IR35: 25 Years on
This year marks the 25th anniversary of IR35 – the UK’s off-payroll working legislation. Over that quarter-century, few areas of tax law have caused as much discussion, disruption, or adaptation for both businesses and contractors.
Why IR35 was introduced
In the late 1990s, the use of personal service companies (PSCs) became increasingly common among contractors. This structure allowed individuals to draw income as dividends, which attracted lower tax and National Insurance contributions (NICs), ultimately reducing the Treasury’s tax income.
In response, the government introduced the IR35 rules, designed to determine whether a contractor is genuinely self-employed or a ‘disguised employee’. The goal was simple: to ensure fair taxation across different forms of working relationships.
Who is, and who is not, an employee has been the subject of much consideration by tax tribunal, often in some very high profile cases.
Reform and evolution
Since its inception, IR35 has evolved significantly. A major turning point came in 2017, when the Off-Payroll Working Rules were applied to public sector bodies; this was extended to large and medium private sector businesses from April 2021. The key change was the shift in responsibility: determining employment status moved from the contractor’s personal service company to the engaging organisation.
To support this process, HMRC introduced the Check Employment Status for Tax (CEST) tool – an online system providing immediate status determinations.

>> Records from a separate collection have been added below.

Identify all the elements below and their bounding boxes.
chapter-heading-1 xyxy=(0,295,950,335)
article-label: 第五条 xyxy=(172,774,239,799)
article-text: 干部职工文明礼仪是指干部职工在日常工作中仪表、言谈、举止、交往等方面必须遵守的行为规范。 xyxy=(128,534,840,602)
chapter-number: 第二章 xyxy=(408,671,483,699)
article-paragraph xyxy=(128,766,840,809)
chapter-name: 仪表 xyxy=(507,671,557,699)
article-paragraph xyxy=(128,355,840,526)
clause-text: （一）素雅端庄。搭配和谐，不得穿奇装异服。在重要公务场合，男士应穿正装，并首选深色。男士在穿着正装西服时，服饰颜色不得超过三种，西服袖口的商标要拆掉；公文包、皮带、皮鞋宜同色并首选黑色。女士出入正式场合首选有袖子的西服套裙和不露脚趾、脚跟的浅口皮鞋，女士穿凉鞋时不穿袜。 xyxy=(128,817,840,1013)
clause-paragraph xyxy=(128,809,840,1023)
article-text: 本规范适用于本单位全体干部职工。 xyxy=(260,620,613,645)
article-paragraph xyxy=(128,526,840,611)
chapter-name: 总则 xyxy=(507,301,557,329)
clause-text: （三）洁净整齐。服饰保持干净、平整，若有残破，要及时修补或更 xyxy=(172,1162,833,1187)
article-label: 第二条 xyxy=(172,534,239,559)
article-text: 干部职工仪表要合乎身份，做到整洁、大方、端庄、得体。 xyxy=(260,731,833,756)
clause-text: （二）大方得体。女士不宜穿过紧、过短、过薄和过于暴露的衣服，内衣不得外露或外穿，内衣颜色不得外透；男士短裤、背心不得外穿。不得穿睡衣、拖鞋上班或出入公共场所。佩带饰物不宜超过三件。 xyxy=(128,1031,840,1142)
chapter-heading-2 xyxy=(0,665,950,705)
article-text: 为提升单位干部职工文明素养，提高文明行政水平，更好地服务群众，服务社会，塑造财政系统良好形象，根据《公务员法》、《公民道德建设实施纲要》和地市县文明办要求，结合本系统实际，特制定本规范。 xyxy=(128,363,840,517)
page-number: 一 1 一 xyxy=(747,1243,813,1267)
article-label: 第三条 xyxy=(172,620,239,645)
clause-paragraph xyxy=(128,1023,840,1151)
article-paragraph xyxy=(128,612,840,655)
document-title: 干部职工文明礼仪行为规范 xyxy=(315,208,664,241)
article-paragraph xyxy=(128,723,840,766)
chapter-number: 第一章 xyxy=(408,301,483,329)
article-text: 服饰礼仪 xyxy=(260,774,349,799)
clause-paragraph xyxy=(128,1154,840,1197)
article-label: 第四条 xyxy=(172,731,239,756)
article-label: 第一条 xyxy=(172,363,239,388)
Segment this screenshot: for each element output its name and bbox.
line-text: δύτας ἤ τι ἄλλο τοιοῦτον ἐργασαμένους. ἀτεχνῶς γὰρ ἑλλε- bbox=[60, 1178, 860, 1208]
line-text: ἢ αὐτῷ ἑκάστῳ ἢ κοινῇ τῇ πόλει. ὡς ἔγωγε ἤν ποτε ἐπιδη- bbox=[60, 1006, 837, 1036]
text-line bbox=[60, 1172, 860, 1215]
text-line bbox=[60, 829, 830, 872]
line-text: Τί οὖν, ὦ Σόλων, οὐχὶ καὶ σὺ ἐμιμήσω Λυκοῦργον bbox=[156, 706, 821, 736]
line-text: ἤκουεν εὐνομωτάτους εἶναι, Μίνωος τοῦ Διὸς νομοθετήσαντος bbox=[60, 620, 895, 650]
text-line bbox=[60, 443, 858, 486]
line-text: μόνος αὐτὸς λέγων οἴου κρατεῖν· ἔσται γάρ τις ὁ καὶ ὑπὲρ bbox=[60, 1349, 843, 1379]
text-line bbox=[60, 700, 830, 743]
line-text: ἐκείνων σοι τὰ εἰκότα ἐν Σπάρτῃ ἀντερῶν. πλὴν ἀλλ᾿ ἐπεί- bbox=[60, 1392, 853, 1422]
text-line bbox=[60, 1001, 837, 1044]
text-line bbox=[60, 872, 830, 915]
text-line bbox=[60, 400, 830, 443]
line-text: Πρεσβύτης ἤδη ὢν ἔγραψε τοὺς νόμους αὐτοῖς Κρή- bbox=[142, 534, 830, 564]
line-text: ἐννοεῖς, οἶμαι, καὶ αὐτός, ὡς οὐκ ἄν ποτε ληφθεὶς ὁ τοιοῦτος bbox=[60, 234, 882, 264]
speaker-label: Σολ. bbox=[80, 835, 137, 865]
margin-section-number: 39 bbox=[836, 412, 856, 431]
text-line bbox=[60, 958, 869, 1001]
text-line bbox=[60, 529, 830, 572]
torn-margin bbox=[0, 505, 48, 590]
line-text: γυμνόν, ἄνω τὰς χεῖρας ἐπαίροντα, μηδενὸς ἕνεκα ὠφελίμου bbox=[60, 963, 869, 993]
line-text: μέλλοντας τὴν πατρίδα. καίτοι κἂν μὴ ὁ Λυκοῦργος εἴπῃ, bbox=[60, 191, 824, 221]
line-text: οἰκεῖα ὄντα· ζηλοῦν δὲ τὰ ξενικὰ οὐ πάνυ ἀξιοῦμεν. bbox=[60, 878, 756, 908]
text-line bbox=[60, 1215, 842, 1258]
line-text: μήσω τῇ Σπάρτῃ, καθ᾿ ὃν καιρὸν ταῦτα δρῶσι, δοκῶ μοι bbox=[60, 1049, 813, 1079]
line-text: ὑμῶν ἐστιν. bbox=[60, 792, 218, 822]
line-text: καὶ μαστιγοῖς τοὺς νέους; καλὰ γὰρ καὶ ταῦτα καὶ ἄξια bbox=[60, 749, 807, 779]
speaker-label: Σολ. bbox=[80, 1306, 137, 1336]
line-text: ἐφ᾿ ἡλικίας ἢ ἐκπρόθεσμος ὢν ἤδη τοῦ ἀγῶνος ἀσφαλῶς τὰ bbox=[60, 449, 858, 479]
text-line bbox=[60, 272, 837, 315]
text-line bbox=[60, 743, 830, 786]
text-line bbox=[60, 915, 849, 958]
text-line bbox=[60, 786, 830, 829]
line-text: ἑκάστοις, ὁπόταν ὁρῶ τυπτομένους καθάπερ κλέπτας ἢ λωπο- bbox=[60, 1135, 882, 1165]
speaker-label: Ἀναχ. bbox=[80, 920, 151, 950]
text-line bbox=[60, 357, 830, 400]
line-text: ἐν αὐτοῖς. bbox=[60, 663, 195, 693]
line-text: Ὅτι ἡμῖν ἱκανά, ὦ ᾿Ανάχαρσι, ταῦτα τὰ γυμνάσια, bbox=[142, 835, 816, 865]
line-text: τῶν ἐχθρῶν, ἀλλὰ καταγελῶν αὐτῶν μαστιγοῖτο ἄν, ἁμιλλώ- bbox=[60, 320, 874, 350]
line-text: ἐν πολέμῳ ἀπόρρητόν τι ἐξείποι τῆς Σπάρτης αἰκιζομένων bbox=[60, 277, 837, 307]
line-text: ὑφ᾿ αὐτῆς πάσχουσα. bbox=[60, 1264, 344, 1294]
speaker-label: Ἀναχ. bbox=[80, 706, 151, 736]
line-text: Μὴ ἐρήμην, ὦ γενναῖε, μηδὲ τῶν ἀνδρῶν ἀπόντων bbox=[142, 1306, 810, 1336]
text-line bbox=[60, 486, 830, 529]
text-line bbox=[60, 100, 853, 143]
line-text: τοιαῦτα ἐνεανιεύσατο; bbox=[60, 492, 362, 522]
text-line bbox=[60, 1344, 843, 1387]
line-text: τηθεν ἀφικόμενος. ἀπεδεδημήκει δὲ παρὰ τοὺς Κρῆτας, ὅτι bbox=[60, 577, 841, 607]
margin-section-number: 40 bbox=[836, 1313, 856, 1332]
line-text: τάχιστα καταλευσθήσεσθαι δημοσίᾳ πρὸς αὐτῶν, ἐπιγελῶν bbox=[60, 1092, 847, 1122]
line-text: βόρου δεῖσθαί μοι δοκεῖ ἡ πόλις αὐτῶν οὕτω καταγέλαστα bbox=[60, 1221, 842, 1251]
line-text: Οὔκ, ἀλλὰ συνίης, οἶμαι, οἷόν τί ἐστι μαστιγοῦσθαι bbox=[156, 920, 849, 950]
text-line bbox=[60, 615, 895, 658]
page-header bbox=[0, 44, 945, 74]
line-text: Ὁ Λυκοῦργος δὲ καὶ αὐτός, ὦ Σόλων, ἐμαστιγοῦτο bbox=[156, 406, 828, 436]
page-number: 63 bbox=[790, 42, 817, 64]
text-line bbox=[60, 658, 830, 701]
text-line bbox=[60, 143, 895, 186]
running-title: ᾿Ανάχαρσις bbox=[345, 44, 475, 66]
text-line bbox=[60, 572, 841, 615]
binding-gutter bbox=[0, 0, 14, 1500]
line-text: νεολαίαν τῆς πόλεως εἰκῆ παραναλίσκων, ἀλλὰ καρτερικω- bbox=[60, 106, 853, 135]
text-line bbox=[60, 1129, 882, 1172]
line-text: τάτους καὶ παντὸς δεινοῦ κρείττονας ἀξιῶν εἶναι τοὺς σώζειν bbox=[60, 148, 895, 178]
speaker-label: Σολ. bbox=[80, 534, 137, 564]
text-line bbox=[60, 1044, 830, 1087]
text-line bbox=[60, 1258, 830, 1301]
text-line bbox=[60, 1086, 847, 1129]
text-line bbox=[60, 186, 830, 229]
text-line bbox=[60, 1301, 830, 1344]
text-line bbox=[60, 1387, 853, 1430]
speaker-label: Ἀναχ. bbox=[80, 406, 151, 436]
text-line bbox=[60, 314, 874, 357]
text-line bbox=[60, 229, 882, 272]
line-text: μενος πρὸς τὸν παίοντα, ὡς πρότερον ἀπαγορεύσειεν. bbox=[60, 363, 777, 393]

Where a worker is deemed employed under IR35, the fee payer must apply PAYE and NIC as if they were a direct employee.
While the reforms have caused widespread disruption, it’s fair to say that HMRC is taking a more pragmatic and considered approach to enforcement – a welcome development that could help the market function more smoothly in time.
Looking ahead
The landscape continues to shift. Major reforms are already planned, including new umbrella company legislation due to take effect in April 2026, and ongoing discussions around a potential single worker status under the forthcoming Employment Bill.
At the same time, reports suggest the government is seeking new ways to raise revenue. While it remains to be seen what the November Budget will bring, further changes affecting employment and self-employment taxation cannot be ruled out.
Preparing your business
Despite the evolving rules, the use of subcontractors shows no sign of slowing – if anything, cost pressures and flexibility demands have increased reliance on them.
Businesses should ensure they have robust assessment and assurance processes in place when engaging subcontractors or off-payroll workers. HMRC expects employers to take reasonable care when assessing employment status, and to demonstrate that due diligence has been exercised throughout their supply chain.
With the next wave of reform approaching, it would be wise to review internal processes, revisit status determinations, and seek advice where needed.